We couldn’t get into the apartment for almost a week. Then I hired a professional crew to clean it up. Meanwhile, I salvaged what I could, put it in storage and joined Elisabetta in a hotel suite. She had to call Charles’s family and agreed to accompany the body home for burial, but left me in charge of finding another apartment or a house while she was gone.

And the whole time, Grace, I only thought of you. I wanted you to be there and take charge or protect me from all the things I’d seen that day. I needed you to help me get through all this shit and it drove me crazy that I couldn’t find you, that I didn’t know where you were! I dreamed of you and when I called Mamá to tell her what was going on, I could only cry and in between crying I told her how much I missed you and that she was right and I should have married you. I think I stayed that way for almost a month. I didn’t even take drugs. All I wanted was you, mi Gracia.

But then Elisabetta came back and tried to restore everything, but couldn’t. We went into therapy for a while, which helped, and we found another place to live, but not in LA. Not in the Valley, either. Now we live up near Santa Barbara (but not in it), and I like it. Lots of creative people.

That’s what I most want to tell you, Grace. I was  miserable in Colombia, in Bogotá, because I felt I had to study something that was “suitable”–medicine, architecture, law, engineering (like my father). There’ve been only two things that truly interest me in my life–helping people in some way, and being creative, or being around creative people. I’m not going to compose music or write a play or anything like that, but I enjoy this flow of ideas that happens when I’m around creative people. Elisabetta is creative and knows really interesting people in the arts. I think that’s why I’m still here. I got so frustrated with you, Grace, because you have these special talents–to write, to take pictures, which I liked very very much–and then you didn’t use them. I couldn’t understand why not!? What was wrong with you!?

But now, I think I understand that aspect better. Your mother got in the way. The moving from Bogotá to Tucson and back to Bogotá and then getting surrounded by–please forgive me, some of them are your friends, but then, I don’t like some of Elisabetta’s either–surrounded by “the wrong people.” That’s an old expression, we both know that, but it fits. Women don’t like you. You’re beautiful and smart and charming, effortlessly. Most men think you’re just candy. And you are–or were, at least–terribly trusting. You take my breath away with the way you trust people who have “low class sleaze” written all over them! How you survived on your own just amazes me, to this day.  But now, at least, I do understand that you can not use those talents when other people get in the way, crowd you and steal from you. That really was the biggest problem you had in Bogotá–too many people who thought you’d write them a check and solve their problems and let them walk all over you. I did want to get you away from that. We almost got away from that. We should have, too.
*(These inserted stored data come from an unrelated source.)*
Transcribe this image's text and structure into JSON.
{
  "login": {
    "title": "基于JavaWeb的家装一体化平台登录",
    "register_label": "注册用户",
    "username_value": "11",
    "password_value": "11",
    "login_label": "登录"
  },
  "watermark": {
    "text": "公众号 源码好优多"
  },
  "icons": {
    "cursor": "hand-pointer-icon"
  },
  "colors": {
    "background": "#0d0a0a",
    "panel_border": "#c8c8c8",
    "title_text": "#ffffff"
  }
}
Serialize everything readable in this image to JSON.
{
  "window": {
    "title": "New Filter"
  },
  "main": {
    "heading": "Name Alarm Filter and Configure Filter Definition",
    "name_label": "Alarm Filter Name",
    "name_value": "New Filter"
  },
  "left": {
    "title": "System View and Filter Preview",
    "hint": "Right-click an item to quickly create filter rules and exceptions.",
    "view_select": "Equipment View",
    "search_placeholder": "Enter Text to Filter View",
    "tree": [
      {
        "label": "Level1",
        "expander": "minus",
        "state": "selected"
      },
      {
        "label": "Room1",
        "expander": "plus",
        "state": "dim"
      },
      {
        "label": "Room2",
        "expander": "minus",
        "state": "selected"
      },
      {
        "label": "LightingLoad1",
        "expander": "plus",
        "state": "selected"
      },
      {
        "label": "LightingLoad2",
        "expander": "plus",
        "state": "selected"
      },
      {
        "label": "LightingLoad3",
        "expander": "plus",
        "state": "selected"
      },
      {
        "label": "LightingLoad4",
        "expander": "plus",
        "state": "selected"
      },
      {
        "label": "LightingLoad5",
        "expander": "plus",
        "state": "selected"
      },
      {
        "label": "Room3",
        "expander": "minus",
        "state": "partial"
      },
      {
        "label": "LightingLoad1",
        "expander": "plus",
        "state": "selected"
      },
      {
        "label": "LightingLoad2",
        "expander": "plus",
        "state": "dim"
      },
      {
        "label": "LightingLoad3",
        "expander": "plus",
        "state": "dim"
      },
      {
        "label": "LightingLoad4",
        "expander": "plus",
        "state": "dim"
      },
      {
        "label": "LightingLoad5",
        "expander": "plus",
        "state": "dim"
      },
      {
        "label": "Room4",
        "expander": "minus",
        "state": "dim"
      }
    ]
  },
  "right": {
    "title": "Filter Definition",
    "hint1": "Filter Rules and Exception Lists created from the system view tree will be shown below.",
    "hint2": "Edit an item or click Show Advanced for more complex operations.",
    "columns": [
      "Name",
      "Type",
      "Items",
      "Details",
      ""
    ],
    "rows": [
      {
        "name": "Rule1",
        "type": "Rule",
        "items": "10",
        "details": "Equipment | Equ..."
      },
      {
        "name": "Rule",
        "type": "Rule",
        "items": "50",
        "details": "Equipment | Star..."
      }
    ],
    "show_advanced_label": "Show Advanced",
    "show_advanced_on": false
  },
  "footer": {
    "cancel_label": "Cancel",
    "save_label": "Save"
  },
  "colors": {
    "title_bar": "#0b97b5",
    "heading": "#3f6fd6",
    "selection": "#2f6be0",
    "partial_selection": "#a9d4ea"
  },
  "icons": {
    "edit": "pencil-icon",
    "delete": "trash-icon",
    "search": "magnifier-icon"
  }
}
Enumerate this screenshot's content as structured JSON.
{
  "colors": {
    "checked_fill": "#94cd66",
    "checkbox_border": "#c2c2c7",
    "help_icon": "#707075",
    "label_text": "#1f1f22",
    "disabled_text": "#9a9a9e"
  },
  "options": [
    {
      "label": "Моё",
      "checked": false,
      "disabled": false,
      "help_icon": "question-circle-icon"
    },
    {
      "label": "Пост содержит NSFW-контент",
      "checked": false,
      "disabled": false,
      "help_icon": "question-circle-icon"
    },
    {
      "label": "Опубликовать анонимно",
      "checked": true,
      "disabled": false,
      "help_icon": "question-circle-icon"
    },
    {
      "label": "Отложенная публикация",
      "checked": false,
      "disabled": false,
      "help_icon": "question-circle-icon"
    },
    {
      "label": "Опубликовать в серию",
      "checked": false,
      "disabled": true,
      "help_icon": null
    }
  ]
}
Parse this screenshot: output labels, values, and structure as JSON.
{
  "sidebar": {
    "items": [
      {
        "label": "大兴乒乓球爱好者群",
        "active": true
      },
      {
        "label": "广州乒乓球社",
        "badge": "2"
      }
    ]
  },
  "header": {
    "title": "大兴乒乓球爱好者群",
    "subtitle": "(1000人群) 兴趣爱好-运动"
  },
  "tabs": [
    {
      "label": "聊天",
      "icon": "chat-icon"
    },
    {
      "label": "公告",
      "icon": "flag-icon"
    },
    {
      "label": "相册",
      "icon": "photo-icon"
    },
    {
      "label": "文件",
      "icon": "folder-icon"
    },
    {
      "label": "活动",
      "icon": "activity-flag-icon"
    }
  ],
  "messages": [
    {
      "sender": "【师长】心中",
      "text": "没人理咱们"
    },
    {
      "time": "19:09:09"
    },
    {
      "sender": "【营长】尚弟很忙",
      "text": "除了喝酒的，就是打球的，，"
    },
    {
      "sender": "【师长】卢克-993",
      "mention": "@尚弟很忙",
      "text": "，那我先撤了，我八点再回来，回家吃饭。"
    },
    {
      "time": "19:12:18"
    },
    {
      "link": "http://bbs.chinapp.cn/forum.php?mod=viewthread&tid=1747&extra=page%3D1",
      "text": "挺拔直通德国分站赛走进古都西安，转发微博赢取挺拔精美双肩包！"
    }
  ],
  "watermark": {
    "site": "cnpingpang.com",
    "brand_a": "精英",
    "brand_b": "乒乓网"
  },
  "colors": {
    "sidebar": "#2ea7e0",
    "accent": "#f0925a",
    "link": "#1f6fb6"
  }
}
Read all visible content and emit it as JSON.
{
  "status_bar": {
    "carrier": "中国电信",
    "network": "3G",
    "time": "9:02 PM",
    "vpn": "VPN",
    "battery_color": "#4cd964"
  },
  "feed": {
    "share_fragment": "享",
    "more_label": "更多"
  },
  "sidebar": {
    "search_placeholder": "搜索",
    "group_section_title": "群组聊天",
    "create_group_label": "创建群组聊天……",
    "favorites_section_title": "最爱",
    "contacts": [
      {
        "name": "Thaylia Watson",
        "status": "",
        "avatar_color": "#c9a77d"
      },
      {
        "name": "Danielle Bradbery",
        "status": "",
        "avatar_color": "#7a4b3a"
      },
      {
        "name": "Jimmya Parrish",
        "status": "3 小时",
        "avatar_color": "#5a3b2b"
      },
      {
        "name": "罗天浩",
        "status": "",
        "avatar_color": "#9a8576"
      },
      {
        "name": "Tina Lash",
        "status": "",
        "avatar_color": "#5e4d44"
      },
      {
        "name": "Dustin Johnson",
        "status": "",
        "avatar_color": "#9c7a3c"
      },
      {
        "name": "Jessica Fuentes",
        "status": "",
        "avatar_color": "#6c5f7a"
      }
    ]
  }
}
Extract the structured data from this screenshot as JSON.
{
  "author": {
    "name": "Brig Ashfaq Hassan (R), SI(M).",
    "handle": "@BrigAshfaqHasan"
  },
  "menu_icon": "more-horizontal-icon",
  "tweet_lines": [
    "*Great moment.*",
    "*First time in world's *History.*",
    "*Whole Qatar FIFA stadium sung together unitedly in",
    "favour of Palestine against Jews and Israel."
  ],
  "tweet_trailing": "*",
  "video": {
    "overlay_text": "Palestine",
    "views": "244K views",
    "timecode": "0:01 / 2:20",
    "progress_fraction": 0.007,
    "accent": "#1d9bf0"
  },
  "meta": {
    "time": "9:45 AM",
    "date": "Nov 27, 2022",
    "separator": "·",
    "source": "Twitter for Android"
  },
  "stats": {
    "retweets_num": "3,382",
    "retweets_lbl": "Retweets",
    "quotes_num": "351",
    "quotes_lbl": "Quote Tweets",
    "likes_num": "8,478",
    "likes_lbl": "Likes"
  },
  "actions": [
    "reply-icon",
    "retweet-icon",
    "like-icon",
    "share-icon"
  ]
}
I don’t know where you are, mi Gracia, but I miss you. I think about you. So many things remind me of you–a breeze across my face or a scent of some kind or a voice I only partially hear. I miss your silences, that always made me nervous. You talked and chatted and I know I told you that, when you were silent, it meant you were thinking, and I was probably in deep shit. Are you still like that? I hope so. It’s a remarkably effective weapon. It was a trait that sometimes drove me crazy, but now I miss it like crazy, babe. I really do. Eres mi doña, la gracia de mi vida y te amo como el primer día que nos conocimos.

I don’t believe in all that esoteric crap, I really don’t. And yet, sometimes, I feel like I always knew you, so without you, I don’t feel right. I miss you. I always will. I love you. I’m sorry I didn’t marry you and face life the way you do. I said the stupidest things anyone could have the last time we spoke and I hoped you’d call me later. But you didn’t, so I went back to Elisabetta, and for a long time, I kind of blamed you for that. But it wasn’t your fault. It was mine. I should have called you. I should have told you the truth. I’m very truly sorry, Grace. Please forgive me. I will always love you.